Una espera de tres años para quedar embarazada
El diagnostico del cáncer de mama y su tratamiento pueden influir negativamente en la fertilidad de la mujer. Sin embargo,, ahora ya es posible anticiparse y preservar la fertilidad de la mujer antes de iniciar el tratamiento del cáncer de mama. Algunos ciclos de quimioterapia pueden inducir estados menopáusicos no reversibles en mujeres por encima de 35 años. Pero ahora, las mujeres jóvenes pueden crio-preservar sus óvulos para posibles futuras gestaciones mediante fecundaciones in vitro. Por tanto, haber padecido un cáncer de mama no impide a una mujer, sin embargo, es necesario que espere al menos unos 3 años para poderse quedar embarazada con un mínimo riesgo, tras haber finalizado los tratamientos oncológicos complementarios, y desde que esté libre de enfermedad.

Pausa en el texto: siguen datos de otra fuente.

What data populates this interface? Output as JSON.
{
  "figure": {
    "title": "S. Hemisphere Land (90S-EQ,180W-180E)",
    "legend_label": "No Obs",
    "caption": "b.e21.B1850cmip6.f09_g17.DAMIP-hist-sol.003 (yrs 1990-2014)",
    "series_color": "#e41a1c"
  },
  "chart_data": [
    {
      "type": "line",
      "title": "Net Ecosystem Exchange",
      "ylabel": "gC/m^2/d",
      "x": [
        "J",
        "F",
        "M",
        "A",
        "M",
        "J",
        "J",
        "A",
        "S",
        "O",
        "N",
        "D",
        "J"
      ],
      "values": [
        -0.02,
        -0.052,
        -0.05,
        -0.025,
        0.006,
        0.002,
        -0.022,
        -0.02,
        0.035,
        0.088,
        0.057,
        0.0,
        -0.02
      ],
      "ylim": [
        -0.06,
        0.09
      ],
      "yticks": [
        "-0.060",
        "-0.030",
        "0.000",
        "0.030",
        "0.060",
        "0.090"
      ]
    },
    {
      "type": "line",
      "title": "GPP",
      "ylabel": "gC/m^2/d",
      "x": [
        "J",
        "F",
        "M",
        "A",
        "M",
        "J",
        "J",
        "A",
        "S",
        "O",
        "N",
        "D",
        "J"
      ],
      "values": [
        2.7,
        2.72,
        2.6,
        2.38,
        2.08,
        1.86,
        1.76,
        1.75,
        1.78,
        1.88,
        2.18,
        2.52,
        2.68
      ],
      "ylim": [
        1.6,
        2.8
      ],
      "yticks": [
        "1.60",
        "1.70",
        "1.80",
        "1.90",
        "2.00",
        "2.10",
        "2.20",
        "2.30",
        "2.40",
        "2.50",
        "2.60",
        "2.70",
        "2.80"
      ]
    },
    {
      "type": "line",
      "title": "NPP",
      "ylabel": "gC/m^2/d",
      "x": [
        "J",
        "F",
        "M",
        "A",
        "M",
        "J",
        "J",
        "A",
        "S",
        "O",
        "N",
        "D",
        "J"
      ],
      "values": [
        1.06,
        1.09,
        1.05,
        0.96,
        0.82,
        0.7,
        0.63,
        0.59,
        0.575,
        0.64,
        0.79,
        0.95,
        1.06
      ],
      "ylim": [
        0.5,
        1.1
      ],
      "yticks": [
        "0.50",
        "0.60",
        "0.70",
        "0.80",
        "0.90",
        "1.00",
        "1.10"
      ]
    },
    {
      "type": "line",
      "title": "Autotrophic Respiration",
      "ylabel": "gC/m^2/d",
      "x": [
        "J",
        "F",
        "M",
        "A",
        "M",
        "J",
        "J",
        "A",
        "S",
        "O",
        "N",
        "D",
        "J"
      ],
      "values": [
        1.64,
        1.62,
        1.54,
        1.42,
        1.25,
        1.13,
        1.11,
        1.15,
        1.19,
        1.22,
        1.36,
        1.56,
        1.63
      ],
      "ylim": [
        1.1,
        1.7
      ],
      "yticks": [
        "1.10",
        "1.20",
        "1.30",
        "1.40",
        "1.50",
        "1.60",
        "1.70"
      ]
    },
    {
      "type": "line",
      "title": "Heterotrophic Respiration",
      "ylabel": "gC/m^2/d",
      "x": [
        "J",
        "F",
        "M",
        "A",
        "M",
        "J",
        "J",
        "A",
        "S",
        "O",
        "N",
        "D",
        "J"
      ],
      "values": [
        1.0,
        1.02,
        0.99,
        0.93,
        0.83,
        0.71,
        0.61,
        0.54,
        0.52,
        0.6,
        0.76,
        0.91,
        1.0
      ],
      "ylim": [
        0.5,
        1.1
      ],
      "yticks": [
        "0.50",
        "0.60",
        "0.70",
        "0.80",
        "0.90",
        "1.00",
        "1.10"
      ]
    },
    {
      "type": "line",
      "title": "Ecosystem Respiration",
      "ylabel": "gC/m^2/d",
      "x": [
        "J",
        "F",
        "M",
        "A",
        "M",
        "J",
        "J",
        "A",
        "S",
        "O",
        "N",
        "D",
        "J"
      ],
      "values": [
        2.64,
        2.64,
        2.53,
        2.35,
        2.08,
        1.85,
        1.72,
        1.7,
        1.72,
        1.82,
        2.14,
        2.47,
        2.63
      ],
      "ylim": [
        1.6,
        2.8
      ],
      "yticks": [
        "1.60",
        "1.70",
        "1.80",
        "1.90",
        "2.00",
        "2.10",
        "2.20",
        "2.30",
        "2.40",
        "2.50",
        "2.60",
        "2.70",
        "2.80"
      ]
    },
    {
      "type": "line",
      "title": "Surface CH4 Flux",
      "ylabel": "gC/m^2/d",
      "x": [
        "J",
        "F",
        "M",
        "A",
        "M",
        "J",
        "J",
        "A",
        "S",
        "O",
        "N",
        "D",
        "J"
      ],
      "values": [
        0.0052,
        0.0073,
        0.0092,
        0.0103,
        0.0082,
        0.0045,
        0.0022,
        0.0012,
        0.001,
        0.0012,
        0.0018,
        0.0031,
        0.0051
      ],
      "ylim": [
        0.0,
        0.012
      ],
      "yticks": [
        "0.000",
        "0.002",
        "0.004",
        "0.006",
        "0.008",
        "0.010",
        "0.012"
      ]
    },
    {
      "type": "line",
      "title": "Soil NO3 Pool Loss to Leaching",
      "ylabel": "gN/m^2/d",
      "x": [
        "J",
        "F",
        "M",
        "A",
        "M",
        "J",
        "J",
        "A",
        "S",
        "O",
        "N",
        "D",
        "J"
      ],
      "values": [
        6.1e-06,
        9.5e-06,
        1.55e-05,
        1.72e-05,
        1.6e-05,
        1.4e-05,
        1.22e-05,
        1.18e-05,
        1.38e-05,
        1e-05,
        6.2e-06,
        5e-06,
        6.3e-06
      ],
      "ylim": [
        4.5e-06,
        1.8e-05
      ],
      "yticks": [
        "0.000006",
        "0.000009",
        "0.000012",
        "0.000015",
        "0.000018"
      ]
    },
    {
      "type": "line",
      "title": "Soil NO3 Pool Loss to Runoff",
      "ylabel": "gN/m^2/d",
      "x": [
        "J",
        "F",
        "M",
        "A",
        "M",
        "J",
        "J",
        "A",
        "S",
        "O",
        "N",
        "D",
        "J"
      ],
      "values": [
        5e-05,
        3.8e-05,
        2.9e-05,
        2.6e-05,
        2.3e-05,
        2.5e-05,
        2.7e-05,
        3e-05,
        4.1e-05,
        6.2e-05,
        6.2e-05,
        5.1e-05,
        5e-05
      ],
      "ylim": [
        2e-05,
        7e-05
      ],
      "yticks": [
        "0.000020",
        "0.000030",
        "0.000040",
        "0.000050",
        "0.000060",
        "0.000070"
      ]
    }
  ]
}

La excepción para ser madre o volver a serlo, la presentan los tumores de suma agresividad biológica porque tienen más posibilidades de recurrencia. En estos casos, se debe prolongar la posibilidad de una gestación. En cambio, cuando la mujer ha padecido un tumor de bajo riesgo de afectación secundaria y está libre de enfermedad, a partir del tercer año se puede quedar embarazada. Está demostrado que la gestación, en estas situaciones, no incrementa el riesgo de recaída ni repercute en el estado de salud de la futura madre. Estas mujeres libres de enfermedad pueden tener incluso dos o tres hijos y alimentarles al pecho, si así lo desean. La lactancia debe ser natural y prolongada al menos durante 3 meses para producir un claro beneficio, tanto a la madre como al recién nacido.
Lactancia tras un cáncer de mama
Las mujeres que han logrado ser madres tras un cáncer de mama también pueden dar de mamar a su bebé durante sus seis primeros meses de vida, según recomienda la Organización Mundial de la Salud (OMS). Está demostrado que esta práctica no agrava su situación, pero estas madres deben pertenecer al grupo de pacientes cuyo grado de afectación secundaria en un futuro sea bajo. Respecto a la prevención, la lactancia materna sólo puede prevenir la aparición del cáncer de mama, cuando ésta se realiza en edades jóvenes.
Sólo cuando se tienen hijos alrededor de los 24 años, y la madre prolonga la lactancia por encima de los tres meses, puede disminuir el porcentaje de riesgo de cáncer. Pero cuando la lactancia se realiza alrededor de los 40 años, ese factor protector disminuye. El motivo es la involución parcial fisológica de la propia lactancia en la glándula, que mejora o previene el riesgo de cáncer de mama. En edades más tempranas, las posibilidades son superiores.
La sexualidad de la mujer después del tratamiento oncológico
La modificación plástica de la mama tras la cirugía y los tratamientos oncológicos asociados pueden afectar a la sexualidad de las mujeres jóvenes. Es posible, hoy día, que el cáncer de mama sea solamente un paréntesis en la vida cotidiana de la mujer, y que pasado un tiempo razonable, pueda desarrollar de nuevo todos sus quehaceres habituales y proyectos de una forma normal, y en especial, su vida personal, aunque desde un primer momento la paciente no debe romper su actividad habitual o la vida de trabajo y familia que realiza normalmente. Su pareja y los psico-oncólogos pueden ayudarla mucho a pensar que este cáncer es algo momentáneo y si ella no modifica mucho su vida, pasado un tiempo, volverá a ser la que era antes.
En la práctica, la cirugía conservadora o la reconstrucción del pecho que se realiza tras la mastectomía (bien inmediata o en diferido), pueden paliar los problemas estéticos. La facilidad de utilización de pelucas o postizos también pueden ayudar a que el problema de la alopecia sea de mínima relevancia. Otro de los avances médicos, que mejora el estado general de la paciente, es el soporte de medicación, que evita las náuseas y los vómitos, es decir, los efectos secundarios de los tratamientos de quimioterapia. Asesoramiento: Doctor Armando Tejerina, especialista en Obstetricia y Ginecología, director del Centro de Patología de la Mama y presidente de la Fundación Tejerina.